Voltando ao Big Brother, a própria seleção dos participantes deixa claro para o telespectador que há manipulação. Não estou falando das denúncias sobre apadrinhamentos. Mas, de indivíduos selecionados para provocar reações dentro do grupo. A gostosa, na versão fria e calculista ou no tipo burra e medrosa. O garanhão briguento, metido a líder. O cara mais intelectual e esperto. O feioso e a feiosa. E por aí vai.

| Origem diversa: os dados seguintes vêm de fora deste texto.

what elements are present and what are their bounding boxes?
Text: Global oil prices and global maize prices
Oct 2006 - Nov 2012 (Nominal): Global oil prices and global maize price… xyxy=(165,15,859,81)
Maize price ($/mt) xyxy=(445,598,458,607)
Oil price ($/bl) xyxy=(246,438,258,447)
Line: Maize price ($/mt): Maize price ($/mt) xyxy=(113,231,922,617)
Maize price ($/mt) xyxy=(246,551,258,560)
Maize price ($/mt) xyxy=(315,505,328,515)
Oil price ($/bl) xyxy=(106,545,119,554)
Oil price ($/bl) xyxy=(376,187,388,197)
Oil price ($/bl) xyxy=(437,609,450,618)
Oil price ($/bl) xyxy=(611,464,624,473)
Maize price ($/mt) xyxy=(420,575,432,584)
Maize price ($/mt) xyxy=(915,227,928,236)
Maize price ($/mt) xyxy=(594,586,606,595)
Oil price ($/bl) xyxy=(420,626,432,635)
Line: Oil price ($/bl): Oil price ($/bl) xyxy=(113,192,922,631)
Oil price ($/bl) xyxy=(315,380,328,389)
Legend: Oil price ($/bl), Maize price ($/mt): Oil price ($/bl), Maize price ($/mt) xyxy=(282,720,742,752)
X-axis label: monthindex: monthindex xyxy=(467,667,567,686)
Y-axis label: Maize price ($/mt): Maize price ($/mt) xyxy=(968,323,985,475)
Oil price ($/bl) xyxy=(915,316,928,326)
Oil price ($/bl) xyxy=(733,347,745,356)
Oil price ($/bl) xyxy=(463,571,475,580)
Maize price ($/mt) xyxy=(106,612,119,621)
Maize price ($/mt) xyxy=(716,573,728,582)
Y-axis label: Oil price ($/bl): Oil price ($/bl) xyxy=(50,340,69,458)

A população só não tem plena certeza de que tudo é combinado porque nem tudo é combinado. Imagino que há um roteiro básico que pode ser modificado pelos diretores conforme os índices de audiência. Conforme o desempenho de um ou outro etc. Deixar tudo combinado de antemão seria burrice.

O lado podre das relações humanas do dia-a-dia

E qual é o conteúdo desse tipo de programa? São as intrigas, os fuxicos, as panelinhas, a chantagem, a hipocrisia, alianças temperadas com sexo. Todos conhecemos coisas assim de relações familiares, ou entre amigos, entre casais, no trabalho, na escola, na faculdade. A janelinha azul abre-se para rotina diária. Mas não para todo e qualquer cotidiano. É o lado podre das relações humanas do dia-a-dia. É o que sobrou para a vida privada depois de que foi esvaziada de sentido por séculos de dominação burguesa.

A sociedade burguesa não se livra dos preconceitos anteriores a ela. Usa a superstição, o lado perseguidor da religião, o machismo, o ódio ao estrangeiro. Usa tudo isso e junta com a exploração econômica, a comercialização da vida, o amor pelos objetos acima do respeito pelas pessoas. 

Big Brother é a condensação de todos os preconceitos. São indivíduos voltados para o sórdido. Se for preciso, um usa o machismo. O outro, o racismo. Ela apela sexualmente. Este, semeia a discórdia. Aquela, é boa na mentira. É um gran

de ralo aonde a podridão vai se juntando. Um a um, os candidatos vão caindo pelo ralo. O último, o vitorioso, também vai passar pelo ralo. Mas, diferente dos outros, não vai afundar na imundície. Vai ficar boiando. Que nem merda.